Indonesia is not yet in crisis. Officials say fuel supplies remain stable, even as pressures mount. But like much of Southeast Asia, the country remains tied to a fossil-fuel-heavy system that leaves it vulnerable to precisely the kind of disruption now unfolding.

The fact that stability has held — for now — should not obscure how quickly it could unravel. At the same time, Indonesia possesses one of the most compelling untapped advantages in the region: renewable potential. Solar, hydropower and geothermal resources are abundant. What has been missing is not capacity so much as commitment.

China’s overture thus comes at a pivotal moment. Beijing has made clear its willingness to work with Southeast Asia on energy transition — from renewable generation to grid development and, crucially, energy storage, which remains one of the central challenges of clean energy systems.

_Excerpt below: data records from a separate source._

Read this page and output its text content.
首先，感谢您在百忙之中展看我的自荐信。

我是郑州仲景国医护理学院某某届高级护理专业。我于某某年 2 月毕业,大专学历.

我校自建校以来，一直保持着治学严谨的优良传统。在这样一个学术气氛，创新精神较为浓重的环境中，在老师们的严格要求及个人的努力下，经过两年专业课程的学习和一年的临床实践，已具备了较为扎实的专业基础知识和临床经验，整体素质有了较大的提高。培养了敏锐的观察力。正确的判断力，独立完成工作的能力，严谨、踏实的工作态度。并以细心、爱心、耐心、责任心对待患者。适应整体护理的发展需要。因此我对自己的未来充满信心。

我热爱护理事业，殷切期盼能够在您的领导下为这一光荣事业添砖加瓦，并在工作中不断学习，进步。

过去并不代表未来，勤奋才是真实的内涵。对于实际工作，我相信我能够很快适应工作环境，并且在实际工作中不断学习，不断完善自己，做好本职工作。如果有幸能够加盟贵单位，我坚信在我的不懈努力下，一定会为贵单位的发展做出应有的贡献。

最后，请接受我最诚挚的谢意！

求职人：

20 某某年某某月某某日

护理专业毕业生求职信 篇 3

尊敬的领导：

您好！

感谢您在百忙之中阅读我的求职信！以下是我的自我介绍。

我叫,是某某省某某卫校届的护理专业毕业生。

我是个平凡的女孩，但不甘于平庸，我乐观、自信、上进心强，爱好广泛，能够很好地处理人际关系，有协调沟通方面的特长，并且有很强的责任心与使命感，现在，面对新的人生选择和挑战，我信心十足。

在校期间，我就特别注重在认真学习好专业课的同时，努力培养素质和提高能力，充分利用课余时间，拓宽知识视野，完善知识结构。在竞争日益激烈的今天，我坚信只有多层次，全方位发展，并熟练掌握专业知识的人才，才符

These are precisely the technologies needed to turn intermittent renewable resources into stable, industrial-scale power. For Indonesia, a partnership with China offers a path to move faster and at a lower cost.

Chinese firms dominate global supply chains for solar panels and batteries, and they bring both financing and technical expertise. At a time when energy prices are rising and fiscal space is tightening, that combination is difficult to ignore.

Yet the opportunity comes with complexity. Deeper integration with China’s energy ecosystem raises questions about dependency and strategic balance. Infrastructure, once built, shapes relationships for decades.

For Indonesia, the challenge is not simply to accept investment, but to shape it — ensuring that cooperation strengthens domestic capacity rather than replacing it.

That balance is achievable. It requires clear policy, diversified partnerships and a focus on long-term resilience rather than short-term relief. The alternative — clinging to fossil fuel dependence while hoping for stability in distant regions — is far riskier.

The Strait of Hormuz crisis should be understood as more than a temporary disruption. It is a preview of a future in which energy security and geopolitics are increasingly intertwined, and where reliance on imported fuels carries growing costs.

China has already begun adapting to that future, driven by both necessity and ambition. Indonesia now faces a similar choice, under far less forgiving circumstances. The ambassador’s argument, stripped of its diplomatic language, is simple: crises can accelerate change. For China and Indonesia, this one can and should.

Muhammad Zulfikar Rakhmat is director of the China-Indonesia Desk at the Jakarta-based Center of Economic and Law Studies (CELIOS) independent research institute.